PAGMI purchases gold directly from artisanal miners, processes it to export standard and sells it at international market rates to capture value for the Nigerian economy. Reports suggest that up to 95% of gold in Nigeria is illegally mined and revenues are not remitted to the country. This initiative directly tackles this issue.
The International Finance Corporation (IFC) estimates that there are over 40 minerals exist across 500 locations in Nigeria including but not limited to Clay and Kaolin, Gold, Bitumen etc. Quarrying dominates the mining sector’s output, accounting for more than 90% of its output. The metal ores subsector, which accounts for less than 10% of output, is growing very fast, recording a growth rate of 22.8% between 2016 and 2018. There is an estimated 200m MT of gold resources in Nigeria and approximately 60m MT of reserves with an estimated total value of $65m-$80m.
Presently, the mining of solid minerals in Nigeria is dominated by artisanal and illegal mining which make up 95% of the players within the sector and have led to:
- Value pool leakages from the government due to avoidance of tax and royalties (only c.23% of royalties were remitted in 2016)
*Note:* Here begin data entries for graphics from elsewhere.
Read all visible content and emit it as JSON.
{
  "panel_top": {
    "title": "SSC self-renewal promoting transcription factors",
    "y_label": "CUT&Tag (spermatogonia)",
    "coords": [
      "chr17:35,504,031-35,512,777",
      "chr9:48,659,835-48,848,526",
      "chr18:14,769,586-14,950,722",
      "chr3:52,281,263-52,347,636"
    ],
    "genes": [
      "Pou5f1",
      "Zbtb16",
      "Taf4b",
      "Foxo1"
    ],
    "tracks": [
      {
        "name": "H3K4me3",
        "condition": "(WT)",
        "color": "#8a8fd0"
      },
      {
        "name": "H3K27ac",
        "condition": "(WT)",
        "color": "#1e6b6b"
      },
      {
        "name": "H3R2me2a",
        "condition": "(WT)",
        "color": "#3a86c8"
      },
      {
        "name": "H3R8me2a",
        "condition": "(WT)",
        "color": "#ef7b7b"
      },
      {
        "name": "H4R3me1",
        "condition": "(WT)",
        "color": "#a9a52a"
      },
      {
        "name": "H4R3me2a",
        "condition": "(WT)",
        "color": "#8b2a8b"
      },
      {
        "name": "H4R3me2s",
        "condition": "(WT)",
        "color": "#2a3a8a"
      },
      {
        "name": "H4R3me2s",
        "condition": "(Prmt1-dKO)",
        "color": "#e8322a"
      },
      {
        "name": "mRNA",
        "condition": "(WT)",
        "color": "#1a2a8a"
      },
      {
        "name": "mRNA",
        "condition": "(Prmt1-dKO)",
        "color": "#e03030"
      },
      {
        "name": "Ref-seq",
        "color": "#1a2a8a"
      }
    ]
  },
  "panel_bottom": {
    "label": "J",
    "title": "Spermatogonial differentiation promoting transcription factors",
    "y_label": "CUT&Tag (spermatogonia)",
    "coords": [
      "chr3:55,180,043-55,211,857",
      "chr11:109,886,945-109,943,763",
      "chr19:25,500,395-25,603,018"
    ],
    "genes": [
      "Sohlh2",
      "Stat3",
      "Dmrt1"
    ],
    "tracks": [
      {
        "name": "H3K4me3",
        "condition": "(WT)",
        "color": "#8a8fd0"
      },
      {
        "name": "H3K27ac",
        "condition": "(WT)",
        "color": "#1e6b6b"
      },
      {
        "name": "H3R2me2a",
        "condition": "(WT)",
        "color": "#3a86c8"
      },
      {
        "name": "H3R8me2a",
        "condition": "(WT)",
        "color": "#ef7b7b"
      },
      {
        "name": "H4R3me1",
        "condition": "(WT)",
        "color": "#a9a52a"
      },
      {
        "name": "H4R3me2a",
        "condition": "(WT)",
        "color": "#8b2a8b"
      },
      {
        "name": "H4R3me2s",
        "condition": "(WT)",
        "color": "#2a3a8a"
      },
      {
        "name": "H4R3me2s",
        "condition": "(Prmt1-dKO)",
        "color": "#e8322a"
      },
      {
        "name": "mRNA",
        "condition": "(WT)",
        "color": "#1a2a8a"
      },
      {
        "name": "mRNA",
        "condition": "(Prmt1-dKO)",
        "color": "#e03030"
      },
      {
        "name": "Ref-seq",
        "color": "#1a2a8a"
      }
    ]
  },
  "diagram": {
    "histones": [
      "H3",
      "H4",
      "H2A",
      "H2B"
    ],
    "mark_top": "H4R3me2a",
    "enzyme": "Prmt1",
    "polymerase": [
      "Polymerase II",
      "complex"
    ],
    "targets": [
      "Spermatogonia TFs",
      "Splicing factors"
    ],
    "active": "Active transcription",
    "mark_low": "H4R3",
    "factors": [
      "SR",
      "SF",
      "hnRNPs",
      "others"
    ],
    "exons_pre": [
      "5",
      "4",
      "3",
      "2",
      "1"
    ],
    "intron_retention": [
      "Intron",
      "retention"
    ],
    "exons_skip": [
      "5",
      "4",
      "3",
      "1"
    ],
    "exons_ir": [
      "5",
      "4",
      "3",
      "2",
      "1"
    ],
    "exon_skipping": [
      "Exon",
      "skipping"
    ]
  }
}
- Value pool leakages to the artisanal miners due to a lack of fair price paid by traders in the black market
- Limited growth of the sector due to lack of exploration and discovery of minerals
Reports from the Solid Mineral Development Fund (SMDF) suggest that about 21 metric tons (MT) of gold was exported to the UAE in 2016 from Nigeria while official records put Nigeria’s total gold production in 2016 at 7.9 MT. Combined royalty losses from informal exports of gold for 2016 and 2017 is estimated at $65m.
Other challenges include prevalence of Child labour in dangerous conditions leading to serious health conditions. In 2015, over 400 children died from lead poisoning in Zamfara State and it is estimated that more than 15,000 children needed urgent treatment.
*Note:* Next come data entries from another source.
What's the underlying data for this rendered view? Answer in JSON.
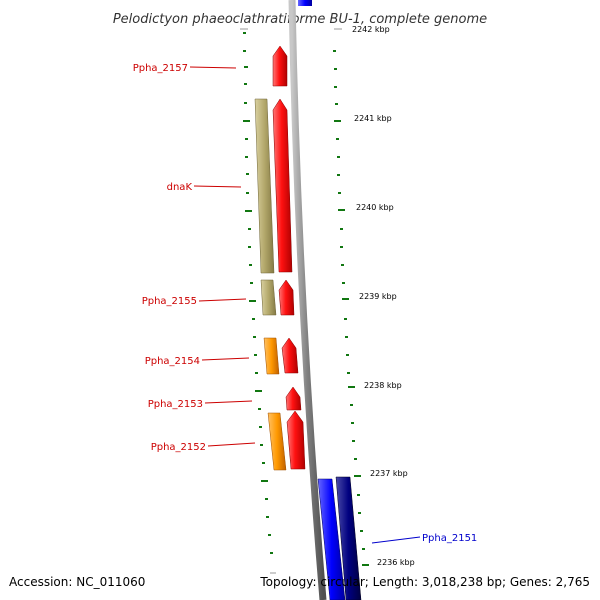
{
  "header": {
    "title": "Pelodictyon phaeoclathratiforme BU-1, complete genome"
  },
  "footer": {
    "accession": "Accession: NC_011060",
    "topology": "Topology: circular; Length: 3,018,238 bp; Genes: 2,765"
  },
  "colors": {
    "forward_cds": "#ff0000",
    "forward_rna": "#ff9900",
    "reverse_cds": "#0000ff",
    "reverse_dark": "#000080",
    "olive_feature": "#b3a86b",
    "backbone": "#808080",
    "tick_green": "#006600",
    "label_red": "#cc0000",
    "label_blue": "#0000cc"
  },
  "map": {
    "kbp_labels": [
      "2242 kbp",
      "2241 kbp",
      "2240 kbp",
      "2239 kbp",
      "2238 kbp",
      "2237 kbp",
      "2236 kbp"
    ],
    "gene_labels": [
      {
        "text": "Ppha_2157",
        "strand": "forward"
      },
      {
        "text": "dnaK",
        "strand": "forward"
      },
      {
        "text": "Ppha_2155",
        "strand": "forward"
      },
      {
        "text": "Ppha_2154",
        "strand": "forward"
      },
      {
        "text": "Ppha_2153",
        "strand": "forward"
      },
      {
        "text": "Ppha_2152",
        "strand": "forward"
      },
      {
        "text": "Ppha_2151",
        "strand": "reverse"
      }
    ]
  }
}
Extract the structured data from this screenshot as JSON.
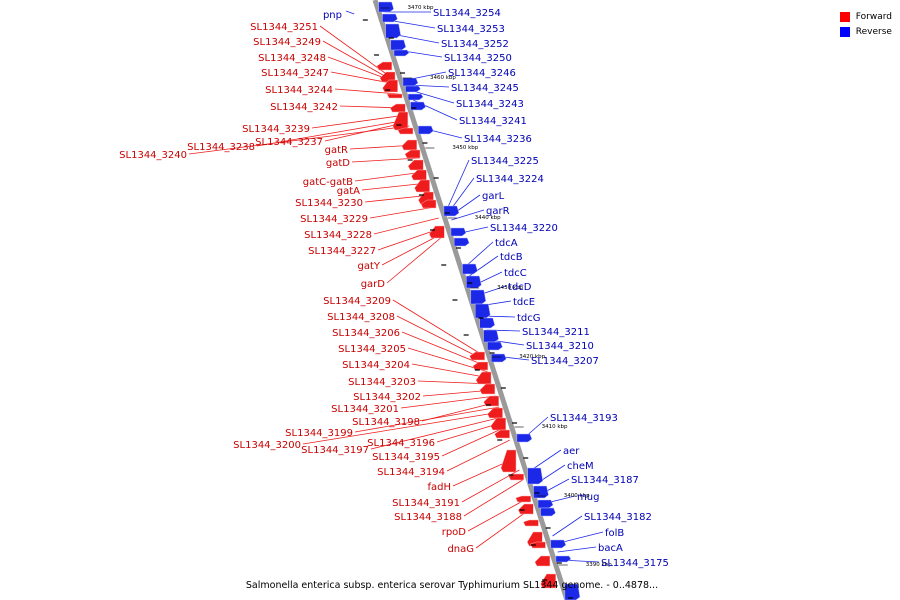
{
  "caption": "Salmonella enterica subsp. enterica serovar Typhimurium SL1344 genome. - 0..4878...",
  "legend": [
    {
      "label": "Forward",
      "color": "#ff0000"
    },
    {
      "label": "Reverse",
      "color": "#0000ff"
    }
  ],
  "colors": {
    "forward": "#ee1c1c",
    "reverse": "#1c28e8",
    "backbone": "#9a9a9a",
    "forward_text": "#c80000",
    "reverse_text": "#0000b4"
  },
  "ticks": [
    "3470 kbp",
    "3460 kbp",
    "3450 kbp",
    "3440 kbp",
    "3430 kbp",
    "3420 kbp",
    "3410 kbp",
    "3400 kbp",
    "3390 kbp"
  ],
  "forward_labels": [
    "SL1344_3251",
    "SL1344_3249",
    "SL1344_3248",
    "SL1344_3247",
    "SL1344_3244",
    "SL1344_3242",
    "SL1344_3239",
    "SL1344_3238",
    "SL1344_3237",
    "SL1344_3240",
    "gatR",
    "gatD",
    "gatC-gatB",
    "gatA",
    "SL1344_3230",
    "SL1344_3229",
    "SL1344_3228",
    "SL1344_3227",
    "gatY",
    "garD",
    "SL1344_3209",
    "SL1344_3208",
    "SL1344_3206",
    "SL1344_3205",
    "SL1344_3204",
    "SL1344_3203",
    "SL1344_3202",
    "SL1344_3201",
    "SL1344_3198",
    "SL1344_3199",
    "SL1344_3200",
    "SL1344_3197",
    "SL1344_3196",
    "SL1344_3195",
    "SL1344_3194",
    "fadH",
    "SL1344_3191",
    "SL1344_3188",
    "rpoD",
    "dnaG"
  ],
  "reverse_labels": [
    "pnp",
    "SL1344_3254",
    "SL1344_3253",
    "SL1344_3252",
    "SL1344_3250",
    "SL1344_3246",
    "SL1344_3245",
    "SL1344_3243",
    "SL1344_3241",
    "SL1344_3236",
    "SL1344_3225",
    "SL1344_3224",
    "garL",
    "garR",
    "SL1344_3220",
    "tdcA",
    "tdcB",
    "tdcC",
    "tdcD",
    "tdcE",
    "tdcG",
    "SL1344_3211",
    "SL1344_3210",
    "SL1344_3207",
    "SL1344_3193",
    "aer",
    "cheM",
    "SL1344_3187",
    "mug",
    "SL1344_3182",
    "folB",
    "bacA",
    "SL1344_3175"
  ]
}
Miners’ safety concerns also prevail due to hazards and exposures from mining inappropriately. There are also higher mining costs and inefficiencies due to the use of rudimentary tools
To surmount these challenges, His Excellency, the President initiated the PAGMI programme to facilitate fair dealing for Artisanal miners and fast track the development of the Solid Minerals Sector of the Nigerian economy.